Evidently, when a male black widow reduces a female’s web, whatever he is doing is much more effective at decreasing its attractiveness than removing half of the pheromone-laden silk entirely. And he’s not actually removing any of the female’s silk – he’s just bundling it up into a ball. There are a couple of potential explanations for how web reduction works. Perhaps the female’s pheromone is not evenly distributed on the web, and the male targets the pheromone-rich silk for web reduction. Then, by wrapping those sections up in his own silk, he creates a barrier that limits the emission of the female pheromone. Another possibility is that the male’s silk has its own pheromone on it, one which other males detect and avoid. Or it could be a combination of both these mechanisms – we’re still not sure. We did another experiment to test the second idea, but the results neither supported nor completely ruled it out (see the paper for more details!). We will try to get to the bottom of this in the future.

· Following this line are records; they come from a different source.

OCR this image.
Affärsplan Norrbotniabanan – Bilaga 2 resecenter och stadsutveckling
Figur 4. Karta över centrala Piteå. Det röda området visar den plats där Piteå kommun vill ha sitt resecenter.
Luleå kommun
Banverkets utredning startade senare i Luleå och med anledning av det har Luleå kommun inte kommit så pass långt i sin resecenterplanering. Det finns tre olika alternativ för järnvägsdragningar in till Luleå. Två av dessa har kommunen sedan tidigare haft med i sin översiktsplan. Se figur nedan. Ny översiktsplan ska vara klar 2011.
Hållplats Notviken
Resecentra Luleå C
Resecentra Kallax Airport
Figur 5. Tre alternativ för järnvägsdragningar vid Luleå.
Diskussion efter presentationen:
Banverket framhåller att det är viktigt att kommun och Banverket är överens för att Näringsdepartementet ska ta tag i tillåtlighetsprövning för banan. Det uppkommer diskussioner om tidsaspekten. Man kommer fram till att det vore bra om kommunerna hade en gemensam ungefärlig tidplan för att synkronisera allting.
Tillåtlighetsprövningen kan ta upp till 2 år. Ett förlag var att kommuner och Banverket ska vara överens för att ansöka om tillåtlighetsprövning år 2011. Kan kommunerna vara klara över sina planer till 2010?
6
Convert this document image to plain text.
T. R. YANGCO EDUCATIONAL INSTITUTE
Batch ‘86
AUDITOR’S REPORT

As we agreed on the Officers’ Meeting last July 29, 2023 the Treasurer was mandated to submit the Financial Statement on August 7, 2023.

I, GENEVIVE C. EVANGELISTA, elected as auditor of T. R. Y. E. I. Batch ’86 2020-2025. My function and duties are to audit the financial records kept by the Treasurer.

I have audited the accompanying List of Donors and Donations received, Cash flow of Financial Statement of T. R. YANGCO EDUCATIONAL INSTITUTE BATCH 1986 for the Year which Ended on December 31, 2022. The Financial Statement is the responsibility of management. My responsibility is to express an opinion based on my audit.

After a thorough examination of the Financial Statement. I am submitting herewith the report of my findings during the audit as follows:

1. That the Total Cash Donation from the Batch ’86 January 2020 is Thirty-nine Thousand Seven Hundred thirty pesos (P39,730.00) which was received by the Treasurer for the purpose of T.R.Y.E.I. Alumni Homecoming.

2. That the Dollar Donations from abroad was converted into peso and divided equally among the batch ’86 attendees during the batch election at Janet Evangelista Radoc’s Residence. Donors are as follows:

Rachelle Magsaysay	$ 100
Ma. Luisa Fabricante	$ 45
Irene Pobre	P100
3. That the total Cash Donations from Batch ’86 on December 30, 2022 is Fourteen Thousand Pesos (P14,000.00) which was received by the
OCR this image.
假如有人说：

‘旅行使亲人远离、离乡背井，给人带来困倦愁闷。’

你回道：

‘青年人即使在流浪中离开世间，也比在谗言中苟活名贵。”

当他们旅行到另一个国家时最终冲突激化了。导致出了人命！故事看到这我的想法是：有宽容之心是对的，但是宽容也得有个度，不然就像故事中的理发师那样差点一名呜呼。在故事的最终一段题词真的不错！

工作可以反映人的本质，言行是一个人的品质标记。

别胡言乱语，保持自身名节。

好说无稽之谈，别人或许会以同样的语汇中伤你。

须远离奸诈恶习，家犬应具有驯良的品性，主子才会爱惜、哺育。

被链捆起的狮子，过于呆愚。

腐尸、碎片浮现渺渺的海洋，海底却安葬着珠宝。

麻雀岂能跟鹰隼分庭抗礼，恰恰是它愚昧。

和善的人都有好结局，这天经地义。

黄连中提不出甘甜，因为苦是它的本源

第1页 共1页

Time for a cute male widow interlude! Look at him peeking out from behind that blade of grass.
For now though, let’s come back to the questions we set out to answer. Why do male black widows do web reduction? It allows them to monopolize the female, by making her web less attractive to other males. Courtship and mating last several hours, so if a male reduces the female’s web as soon as he arrives, he can decrease the likelihood of rival males arriving and interrupting. This may be very important at our field site, where competition for access to females appears to be fierce – during our second experiment, we had one intact web attract over 40 males in a single night! So web reduction is good for the male, because it helps him to avoid competition.
What about the female? Losing her web may be costly – she has to spend time and energy rebuilding it. However, we think she might actually benefit from web reduction too, and that the benefits may outweigh the costs. Sure, her web is important for prey capture and protection, but it’s also really attractive. So attractive, in fact, that even if she doesn’t add more pheromone, it will continue emitting its “come-hither” message for several days. Given number of males we saw arriving at each web during our experiment (40 in one night! even 10 is pretty extreme!), remaining attractive once she has already found a mate might not be so great. Having a choice between multiple males might be a good thing, but the female really only needs to mate once to fertilize all of her eggs. By “muting” her chemical signal though web reduction, the male might be doing her a favour: allowing her to rebuild her web without attractive pheromones (female sex pheromone production shuts off immediately after mating in black widows, but they don’t ever take down their existing webs). Rather than having to waste time and energy chasing off superfluous suitors, this may allow her to get on with the business of producing egg sacs!
Female western black widow guarding her egg sac. These spiders are very protective mothers!
References and further reading (also linked in the text)
Baruffaldi, L., & Andrade, M. C. (2015). Contact pheromones mediate male preference in black widow spiders: avoidance of hungry sexual cannibals? Animal Behaviour, 102, 25-32.
MacLeod, E. C., & Andrade, M. C. (2014). Strong, convergent male mate choice along two preference axes in field populations of black widow spiders. Animal Behaviour, 89, 163-169.
Salomon, M., Vibert, S., & Bennett, R. G. (2010). Habitat use by western black widow spiders (Latrodectus hesperus) in coastal British Columbia: evidence of facultative group living. Canadian Journal of Zoology, 88(3), 334-346.
Stoltz, J. A., McNeil, J. N., & Andrade, M. C. (2007). Males assess chemical signals to discriminate just-mated females from virgins in redback spiders. Animal Behaviour, 74(6), 1669-1674.
Watson, P. J. (1986). Transmission of a female sex pheromone thwarted by males in the spider Linyphia litigiosa (Linyphiidae). Science, 233(4760), 219-221.